J’ajoute même à cela qu’avec la loi des rendements décroissants, toute infrastructure centralisée, toute société interventionniste, toute « civilisation », est condamnée d’avance à l’effondrement systémique ; car l’interventionnisme ne peut fonctionner que dans un contexte de croissance exponentielle, ce qui est une situation forcément limitée dans le temps, notamment à cause de ces mêmes coûts logistiques. L’interventionnisme est en fait un phénomène de rétroaction positive, c’est-à-dire de facteur aggravant, ou de phénomène d’amplification. Mais lorsque la croissance cesse d’augmenter, les rendements décroissants se font sentir, et ce facteur aggravant entraîne un effondrement d’autant plus important et brutal. A l’inverse, une société décentralisée, sans interventionnisme, fonctionne en étant en permanence en équilibre, conjointement à l’évolution du niveau moyen de productivité, sans phénomène d’amplification. Les rétroactions positives sont compensées par des rétroactions négatives, et le tout s’équilibre dans une homéostasie économique, évolutive mais stable, sans risque de crise systémique.

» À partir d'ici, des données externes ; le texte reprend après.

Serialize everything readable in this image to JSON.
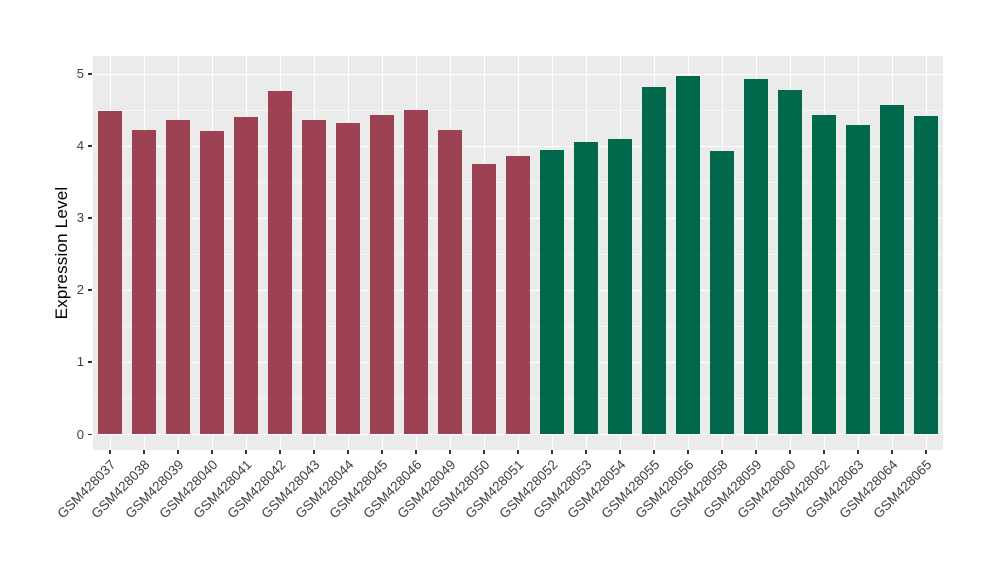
{
  "chart_data": {
    "type": "bar",
    "title": "",
    "xlabel": "",
    "ylabel": "Expression Level",
    "ylim": [
      0,
      5.25
    ],
    "yticks": [
      0,
      1,
      2,
      3,
      4,
      5
    ],
    "y_minor_ticks": [
      0.5,
      1.5,
      2.5,
      3.5,
      4.5
    ],
    "grid": "white major+minor horizontal lines and vertical category lines on gray panel",
    "legend_position": "none",
    "panel_bg": "#EBEBEB",
    "gridline_color": "#FFFFFF",
    "tick_text_color": "#404040",
    "axis_title_color": "#000000",
    "palette": {
      "maroon": "#9C4252",
      "green": "#00684B"
    },
    "categories": [
      "GSM428037",
      "GSM428038",
      "GSM428039",
      "GSM428040",
      "GSM428041",
      "GSM428042",
      "GSM428043",
      "GSM428044",
      "GSM428045",
      "GSM428046",
      "GSM428049",
      "GSM428050",
      "GSM428051",
      "GSM428052",
      "GSM428053",
      "GSM428054",
      "GSM428055",
      "GSM428056",
      "GSM428058",
      "GSM428059",
      "GSM428060",
      "GSM428062",
      "GSM428063",
      "GSM428064",
      "GSM428065"
    ],
    "values": [
      4.48,
      4.21,
      4.36,
      4.2,
      4.39,
      4.76,
      4.36,
      4.31,
      4.42,
      4.5,
      4.22,
      3.74,
      3.85,
      3.94,
      4.05,
      4.09,
      4.81,
      4.97,
      3.92,
      4.93,
      4.77,
      4.43,
      4.28,
      4.57,
      4.41
    ],
    "groups": [
      "maroon",
      "maroon",
      "maroon",
      "maroon",
      "maroon",
      "maroon",
      "maroon",
      "maroon",
      "maroon",
      "maroon",
      "maroon",
      "maroon",
      "maroon",
      "green",
      "green",
      "green",
      "green",
      "green",
      "green",
      "green",
      "green",
      "green",
      "green",
      "green",
      "green"
    ]
  }
}
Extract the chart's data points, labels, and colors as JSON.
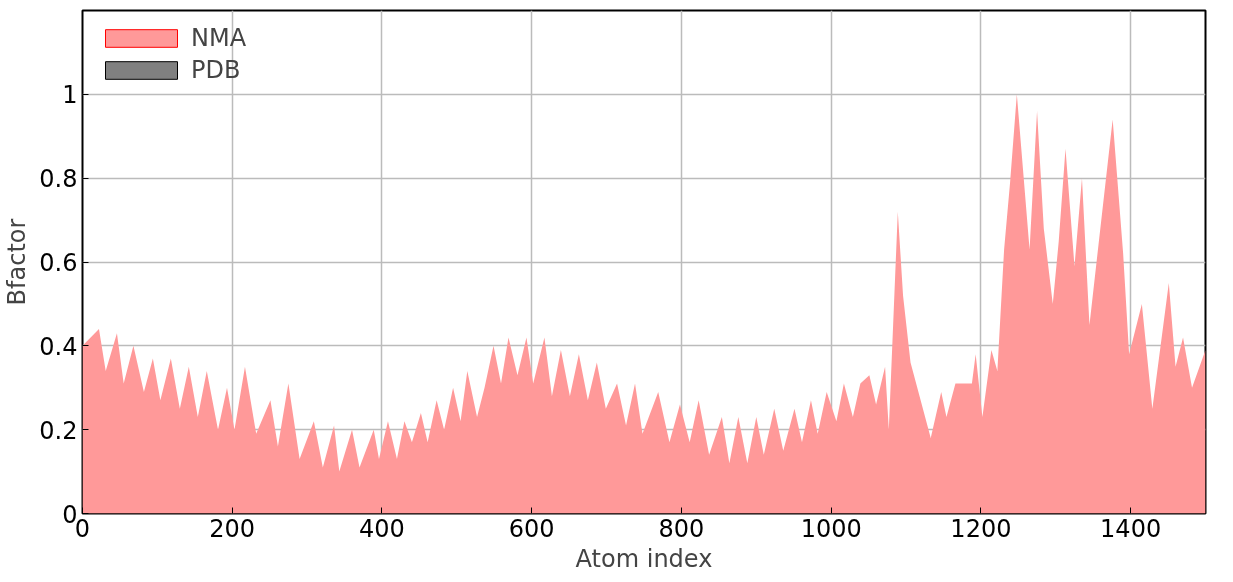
{
  "chart_data": {
    "type": "area",
    "xlabel": "Atom index",
    "ylabel": "Bfactor",
    "x": [
      0,
      22,
      31,
      46,
      55,
      68,
      82,
      94,
      104,
      118,
      130,
      142,
      154,
      166,
      181,
      193,
      203,
      217,
      232,
      251,
      261,
      275,
      290,
      309,
      321,
      336,
      343,
      360,
      370,
      389,
      396,
      408,
      420,
      430,
      440,
      452,
      461,
      473,
      483,
      495,
      505,
      514,
      527,
      537,
      549,
      559,
      569,
      581,
      593,
      602,
      617,
      627,
      639,
      651,
      663,
      675,
      687,
      699,
      714,
      726,
      738,
      748,
      769,
      784,
      798,
      811,
      823,
      837,
      854,
      864,
      876,
      888,
      900,
      910,
      924,
      936,
      951,
      961,
      973,
      982,
      994,
      1007,
      1017,
      1029,
      1039,
      1051,
      1060,
      1072,
      1077,
      1089,
      1096,
      1106,
      1133,
      1147,
      1154,
      1166,
      1188,
      1193,
      1202,
      1214,
      1222,
      1231,
      1239,
      1248,
      1265,
      1275,
      1284,
      1296,
      1304,
      1313,
      1325,
      1335,
      1345,
      1357,
      1376,
      1390,
      1398,
      1415,
      1429,
      1451,
      1460,
      1470,
      1482,
      1500
    ],
    "series": [
      {
        "name": "NMA",
        "color": "#ff9999",
        "values": [
          0.4,
          0.44,
          0.34,
          0.43,
          0.31,
          0.4,
          0.29,
          0.37,
          0.27,
          0.37,
          0.25,
          0.35,
          0.23,
          0.34,
          0.2,
          0.3,
          0.2,
          0.35,
          0.19,
          0.27,
          0.16,
          0.31,
          0.13,
          0.22,
          0.11,
          0.21,
          0.1,
          0.2,
          0.11,
          0.2,
          0.13,
          0.22,
          0.13,
          0.22,
          0.17,
          0.24,
          0.17,
          0.27,
          0.2,
          0.3,
          0.22,
          0.34,
          0.23,
          0.3,
          0.4,
          0.31,
          0.42,
          0.33,
          0.42,
          0.31,
          0.42,
          0.28,
          0.39,
          0.28,
          0.38,
          0.27,
          0.36,
          0.25,
          0.31,
          0.21,
          0.31,
          0.19,
          0.29,
          0.17,
          0.26,
          0.17,
          0.27,
          0.14,
          0.23,
          0.12,
          0.23,
          0.12,
          0.23,
          0.14,
          0.25,
          0.15,
          0.25,
          0.17,
          0.27,
          0.19,
          0.29,
          0.22,
          0.31,
          0.23,
          0.31,
          0.33,
          0.26,
          0.35,
          0.2,
          0.72,
          0.52,
          0.36,
          0.18,
          0.29,
          0.23,
          0.31,
          0.31,
          0.38,
          0.23,
          0.39,
          0.34,
          0.63,
          0.79,
          1.0,
          0.63,
          0.96,
          0.68,
          0.5,
          0.65,
          0.87,
          0.59,
          0.8,
          0.45,
          0.64,
          0.94,
          0.62,
          0.38,
          0.5,
          0.25,
          0.55,
          0.35,
          0.42,
          0.3,
          0.39
        ]
      },
      {
        "name": "PDB",
        "color": "#808080",
        "values": [
          null,
          null,
          null,
          null,
          null,
          null,
          null,
          null,
          null,
          null,
          null,
          null,
          null,
          null,
          null,
          null,
          null,
          null,
          null,
          null,
          null,
          null,
          null,
          null,
          null,
          null,
          null,
          null,
          null,
          null,
          null,
          null,
          null,
          null,
          null,
          null,
          null,
          null,
          null,
          null,
          null,
          null,
          null,
          null,
          null,
          null,
          null,
          null,
          null,
          null,
          null,
          null,
          null,
          null,
          null,
          null,
          null,
          null,
          null,
          null,
          null,
          null,
          null,
          null,
          null,
          null,
          null,
          null,
          null,
          null,
          null,
          null,
          null,
          null,
          null,
          null,
          null,
          null,
          null,
          null,
          null,
          null,
          null,
          null,
          null,
          null,
          null,
          null,
          null,
          null,
          null,
          null,
          null,
          null,
          null,
          null,
          null,
          null,
          null,
          null,
          null,
          null,
          null,
          null,
          null,
          null,
          null,
          null,
          null,
          null,
          null,
          null,
          null,
          null,
          null,
          null,
          null,
          null,
          null,
          null,
          null,
          null,
          null,
          null
        ]
      }
    ],
    "xlim": [
      0,
      1500
    ],
    "ylim": [
      0,
      1.2
    ],
    "xticks": [
      0,
      200,
      400,
      600,
      800,
      1000,
      1200,
      1400
    ],
    "yticks": [
      0,
      0.2,
      0.4,
      0.6,
      0.8,
      1
    ],
    "grid": true,
    "legend": "top left"
  }
}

Ce que je nomme homéostasie économique désigne donc précisément cet équilibre économique obtenu dans un contexte de libre économie, d’économie dégagée de toute coercition. J’utilise cette appellation par similitude avec la théorie écologiste de l’homéostasie de la biosphère, celle communément appelée « théorie de l’hypothèse Gaïa ». Cette théorie propose un modèle écologiste d’équilibre de la biosphère, tout à fait comparable, en termes économiques, au modèle idéal du libre marché. Et à partir de la similitude entre ces deux modèles, j’ai pu conceptualiser une théorie générale de l’homéostasie libertaire, applicable à tous les domaines, économique, sociologique, et philosophique, dans des conditions d’absence de coercition, d’absence d’autorité (i.e., dans des conditions d’anarchie). Pour cette raison, cette série d’articles débutera par un article qui proposera une étude critique de la théorie de l’hypothèse Gaïa, afin de pouvoir ensuite mieux illustrer celle de l’homéostasie économique, que je développerai alors en détails. Je tenterai ensuite de définir les principes d’une théorie générale, avant d’en proposer certaines applications philosophiques et philosophiques (en l’occurrence, politiques et judiciaires, ainsi qu’écologiques et agronomiques).